BRESLER RESIDENCY: KATIE KEHOE – PROVISIONS FOR BUOYANCY

Kehoe’s installation, PIER/PLATFORMS, appeared at locations throughout the Southwestern U.S.Kehoe’s installation, PIER/PLATFORMS, appeared at locations throughout the Southwestern U.S.

Kehoe is working with locally salvaged materials to make a series of nautically themed mock survival devices. Once complete, she will activate these “survival devices” in publicly accessible locations, using them as props and catalysts for interacting with the public. This process is being documented through a blog entitled Provisions for Buoyancy.

Kehoe’s performance actions will be conducted away from water and when possible, performed in densely populated places where, if the sea level were to rise by a given amount, the site would become flooded, such as with low lying sectors of Washington, D.C. and Baltimore, MD.

Kehoe will also produce a series of drawings that reflect projected changes to local waterways, should sea levels rise. “I envision these to be drawn in a visual language inspired by topographical maps and composed of multiple repetitions of the word AND,” Kehoe says.

Quote from Susan “An inventory of boogie boards, a rescue ring, a shack raft, and lifesaving vests is growing in Katie Kehoe’s studio at VisArts. Along with transforming raw materials into sea-worthy flotation devices, she is starting conversations. Her work addresses big issues — sustainability, shifting shorelines, rising sea levels — but she encourages discussions by gently disrupting the ordinary and generously including everyone. She is an artist for the 21st century.”

About the Artist: (Born in 1979, Canada, currently living in Toronto, Canada) Katie Kehoe predominantly works in performance, installation and drawing, and often incorporate duration, site-specificity, photography and video as defining artistic elements. She completed her M.F.A. at the Maryland Institute College of Art, Baltimore, Maryland (2011); and formerly completed the Canadian Film Center Media Lab’s Interactive Art and Entertainment Program, Toronto, Canada (2007); and earned a B.A. Honors from Saint Mary’s University, Halifax, Canada (2002). Kehoe’s work has been presented across Canada and the U.S. and widely reviewed by critics such as Gary Michael Dault (Canada’s leading art critic), Becky Hunter in Art Papers Magazine and Eames Armstrong in Performa Magazine.

In the vein of Darren O’Donnell’s Social Acupuncture, Jon Rubin’s Contextual Practices, and the infamous Marina Abramovic’s The Artist Is Present, Kehoe’s focus is an exploration of how performance art translates into a social practice.

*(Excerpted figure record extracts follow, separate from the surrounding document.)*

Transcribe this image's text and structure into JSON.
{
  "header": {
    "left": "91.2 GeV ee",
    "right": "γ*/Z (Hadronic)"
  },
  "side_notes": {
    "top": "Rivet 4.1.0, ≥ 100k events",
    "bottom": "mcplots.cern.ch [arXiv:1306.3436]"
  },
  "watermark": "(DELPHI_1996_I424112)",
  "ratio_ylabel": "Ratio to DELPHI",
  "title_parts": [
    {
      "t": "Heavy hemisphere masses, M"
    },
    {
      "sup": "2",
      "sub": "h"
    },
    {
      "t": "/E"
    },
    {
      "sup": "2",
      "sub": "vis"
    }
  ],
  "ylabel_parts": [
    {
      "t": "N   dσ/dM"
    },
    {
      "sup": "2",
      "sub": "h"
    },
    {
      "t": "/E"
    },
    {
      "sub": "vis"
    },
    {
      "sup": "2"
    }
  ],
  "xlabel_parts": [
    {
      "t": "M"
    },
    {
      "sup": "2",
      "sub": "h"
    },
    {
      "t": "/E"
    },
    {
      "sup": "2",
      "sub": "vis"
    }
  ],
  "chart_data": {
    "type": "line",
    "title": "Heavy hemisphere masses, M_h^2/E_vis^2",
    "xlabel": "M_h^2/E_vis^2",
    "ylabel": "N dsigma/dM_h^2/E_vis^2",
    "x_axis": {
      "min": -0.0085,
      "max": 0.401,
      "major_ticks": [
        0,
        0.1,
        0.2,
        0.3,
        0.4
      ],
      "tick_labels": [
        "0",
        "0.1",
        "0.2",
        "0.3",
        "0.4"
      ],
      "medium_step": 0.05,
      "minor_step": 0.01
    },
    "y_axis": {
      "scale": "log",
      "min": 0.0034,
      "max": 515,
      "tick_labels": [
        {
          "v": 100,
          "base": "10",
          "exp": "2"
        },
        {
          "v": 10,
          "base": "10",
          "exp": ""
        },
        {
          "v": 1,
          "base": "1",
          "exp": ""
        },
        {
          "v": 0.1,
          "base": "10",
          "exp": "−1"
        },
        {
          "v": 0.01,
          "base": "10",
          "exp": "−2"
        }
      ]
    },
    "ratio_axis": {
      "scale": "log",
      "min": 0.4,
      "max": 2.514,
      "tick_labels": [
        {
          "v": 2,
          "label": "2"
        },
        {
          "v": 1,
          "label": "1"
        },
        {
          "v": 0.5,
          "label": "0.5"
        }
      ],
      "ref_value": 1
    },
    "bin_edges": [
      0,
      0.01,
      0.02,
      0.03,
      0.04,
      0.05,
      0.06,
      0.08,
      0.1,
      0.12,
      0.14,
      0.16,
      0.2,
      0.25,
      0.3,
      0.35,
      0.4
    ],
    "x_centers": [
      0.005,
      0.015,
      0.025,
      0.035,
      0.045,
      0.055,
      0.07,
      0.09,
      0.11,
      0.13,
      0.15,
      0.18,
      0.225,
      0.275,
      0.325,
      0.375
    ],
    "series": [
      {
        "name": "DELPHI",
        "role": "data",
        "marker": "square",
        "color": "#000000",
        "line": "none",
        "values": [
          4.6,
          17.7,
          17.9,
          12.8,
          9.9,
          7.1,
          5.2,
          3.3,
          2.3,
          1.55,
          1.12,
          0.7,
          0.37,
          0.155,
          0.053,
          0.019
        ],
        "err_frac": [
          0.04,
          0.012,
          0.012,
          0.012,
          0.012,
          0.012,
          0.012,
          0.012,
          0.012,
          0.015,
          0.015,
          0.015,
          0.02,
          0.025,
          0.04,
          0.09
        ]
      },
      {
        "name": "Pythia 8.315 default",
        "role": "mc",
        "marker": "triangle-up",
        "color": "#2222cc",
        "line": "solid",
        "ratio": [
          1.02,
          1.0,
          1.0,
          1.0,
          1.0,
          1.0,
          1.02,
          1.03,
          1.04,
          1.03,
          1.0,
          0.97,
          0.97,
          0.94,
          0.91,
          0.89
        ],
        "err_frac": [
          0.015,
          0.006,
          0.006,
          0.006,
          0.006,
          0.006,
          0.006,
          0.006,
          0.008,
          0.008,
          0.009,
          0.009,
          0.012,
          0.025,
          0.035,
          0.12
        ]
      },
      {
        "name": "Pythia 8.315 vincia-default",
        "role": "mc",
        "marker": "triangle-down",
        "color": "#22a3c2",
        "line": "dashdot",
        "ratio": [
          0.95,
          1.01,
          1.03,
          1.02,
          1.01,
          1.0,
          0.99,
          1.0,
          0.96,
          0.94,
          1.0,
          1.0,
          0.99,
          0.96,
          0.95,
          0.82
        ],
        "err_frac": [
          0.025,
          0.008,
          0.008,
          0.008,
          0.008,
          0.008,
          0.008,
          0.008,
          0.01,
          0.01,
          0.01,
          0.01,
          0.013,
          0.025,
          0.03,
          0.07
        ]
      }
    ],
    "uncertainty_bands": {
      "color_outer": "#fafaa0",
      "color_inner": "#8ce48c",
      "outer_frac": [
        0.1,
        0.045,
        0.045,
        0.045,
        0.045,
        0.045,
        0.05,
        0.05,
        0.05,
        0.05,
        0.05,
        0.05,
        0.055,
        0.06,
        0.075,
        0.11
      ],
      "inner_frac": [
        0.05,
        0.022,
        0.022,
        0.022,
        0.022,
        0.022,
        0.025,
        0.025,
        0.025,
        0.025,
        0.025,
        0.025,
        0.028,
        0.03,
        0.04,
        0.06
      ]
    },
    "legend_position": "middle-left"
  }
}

Kehoe spent more than a year carrying a fishing rod and wearing rubber boots in Baltimore, MD, in One Year and Twenty-Four Days of Fishing (2010-11). A recognizable figure around the city, Kehoe used these ‘absurd objects’ as a catalyst for interaction with her audience. “A lot of people just want to be heard,” Kehoe said of the experience, “The fishing rod was an incredible device to actuate discussion.”
In PIER/PLATFORMS, Kehoe launched a successful Kickstarter campaign to fund construction materials for installations throughout the Southwest. Kehoe salvaged materials and built a pier in multiple locations including desert landscapes, tourist destinations like the Prada Marfa Store in Marfa, Texas, and art galleries in San Antonio and Denver. Her trip was chronicled through a blog.

An M.F.A. graduate of the Maryland Institute College of Art, Kehoe’s work has been presented across Canada and the U.S. and widely reviewed by critics such as Gary Michael Dault (Canada’s leading art critic), Becky Hunter in Art Papers Magazine and Eames Armstrong in Performa Magazine. She predominantly works in performance, installation and drawing, and often incorporates duration, site-specificity, photography and video as defining artistic elements.

 

About the Fleur and Charles Bresler Residency: In honor of VisArts patrons, Fleur and Charles Bresler, VisArts invites applications and proposals from local, national, and international artists for a four month residency at VisArts at Rockville. This residency provides a unique opportunity for a dynamic individual artist or collaborative artist team to create a new body of work, evolve an existing body of work, or develop a project in a stimulating, supportive environment. Studio space is provided free of charge. The residency encourages interaction, dialogue and exploration both within the VisArts artist community and the larger Rockville community as well. The residency offers the gift of time and space to three artists and/or collaborative artist teams each year to experiment and realize new work. The current Bresler Resident Artists present their work in a solo exhibition at VisArts.